About 12 states have implemented some type of legislation to make media literacy classes available, or mandatory, in K-12 education, and more states should jump on the bandwagon. The State of Washington Legislature is considering passing a bill that would create funding and grant opportunities to educators to create media literacy curriculum, and possibly allocate state monies to hold conferences on the subject.
Our nation is being pulled to the far ends of each political spectrum and is witnessing seismic rifts in our dialogue. There are more calls for immediate action to fix intangible issues such as inequity among the races, genders and other minority groups. Being able to create an educated generation prepared with the tools to face our new reality is crucial to fix these issues. Disinformation along with slanted resources so readily available online abuses the first amendment and is creating a world with an uncertain reality.
When we can’t agree on what’s real and what’s fake, how can we as members of a community try to mend what has been broken?
This isn’t a problem just among younger generations. A majority of the population believe they are able to decipher between what is credible and unreliable sources. In fact, a survey produced in 2018 by the Pew Research Center of just over 5,000 adults shows that a large portion of the surveyed adults had a hard time discerning what was a factual news story, and what was an opinion piece (this is an opinion piece, by the way).
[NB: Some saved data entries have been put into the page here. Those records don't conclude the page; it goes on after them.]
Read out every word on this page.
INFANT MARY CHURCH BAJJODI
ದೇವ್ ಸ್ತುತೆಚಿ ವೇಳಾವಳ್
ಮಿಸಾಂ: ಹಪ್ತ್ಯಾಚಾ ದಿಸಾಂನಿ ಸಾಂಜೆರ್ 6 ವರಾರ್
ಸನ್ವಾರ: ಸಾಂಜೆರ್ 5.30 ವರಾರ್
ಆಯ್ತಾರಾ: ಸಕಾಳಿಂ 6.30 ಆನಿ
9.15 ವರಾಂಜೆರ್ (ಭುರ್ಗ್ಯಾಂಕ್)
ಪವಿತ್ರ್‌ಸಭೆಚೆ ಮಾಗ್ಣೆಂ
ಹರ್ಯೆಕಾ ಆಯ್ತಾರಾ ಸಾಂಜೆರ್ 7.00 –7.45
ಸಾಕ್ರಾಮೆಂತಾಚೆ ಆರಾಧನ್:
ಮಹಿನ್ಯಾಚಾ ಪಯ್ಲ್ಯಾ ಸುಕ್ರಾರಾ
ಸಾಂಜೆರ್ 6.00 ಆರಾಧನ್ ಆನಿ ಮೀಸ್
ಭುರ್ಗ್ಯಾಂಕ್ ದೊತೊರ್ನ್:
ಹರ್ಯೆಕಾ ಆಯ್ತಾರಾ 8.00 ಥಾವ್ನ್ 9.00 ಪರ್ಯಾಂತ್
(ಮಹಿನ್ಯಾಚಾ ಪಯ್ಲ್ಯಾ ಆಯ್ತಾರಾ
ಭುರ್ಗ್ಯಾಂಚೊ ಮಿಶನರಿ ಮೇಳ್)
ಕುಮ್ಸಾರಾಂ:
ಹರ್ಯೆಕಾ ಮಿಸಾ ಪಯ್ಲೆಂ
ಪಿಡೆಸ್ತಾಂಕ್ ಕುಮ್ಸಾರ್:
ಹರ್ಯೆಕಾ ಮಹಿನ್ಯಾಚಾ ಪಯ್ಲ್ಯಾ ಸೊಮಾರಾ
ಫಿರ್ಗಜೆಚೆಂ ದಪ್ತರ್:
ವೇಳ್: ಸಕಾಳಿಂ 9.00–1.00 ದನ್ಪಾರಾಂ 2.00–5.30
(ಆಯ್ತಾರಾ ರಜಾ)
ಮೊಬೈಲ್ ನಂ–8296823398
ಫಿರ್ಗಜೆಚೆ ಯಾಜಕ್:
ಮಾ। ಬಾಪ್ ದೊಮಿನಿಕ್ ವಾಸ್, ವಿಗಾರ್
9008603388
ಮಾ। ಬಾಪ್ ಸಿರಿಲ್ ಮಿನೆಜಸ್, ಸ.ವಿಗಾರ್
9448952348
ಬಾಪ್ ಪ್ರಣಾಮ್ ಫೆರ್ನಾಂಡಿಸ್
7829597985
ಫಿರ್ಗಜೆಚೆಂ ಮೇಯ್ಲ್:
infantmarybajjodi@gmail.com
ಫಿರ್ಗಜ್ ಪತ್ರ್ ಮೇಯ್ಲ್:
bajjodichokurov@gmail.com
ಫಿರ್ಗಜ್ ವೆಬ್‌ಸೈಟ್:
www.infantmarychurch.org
“For example, 36 percent of Americans with high levels of political awareness (those who are knowledgeable about politics and regularly get political news) correctly identified all five factual news statements,” an article from journalism.org regarding the study stated. “Compared with about half as many (17 percent) of those with low political awareness.”
Supporting media literacy curriculum among K-12 schools is the first step to finding a better, clearer future. Those who agree can find many free resources such as; media literacy curriculum from Commonsense.org and more free resources from the nonprofit The Newseum.
The disenfranchised reality of today’s news and digital media will not be fixed with a quick bandaid-like solution, but with continuous work to educate our future leaders and influencers to be better consumers of facts and information.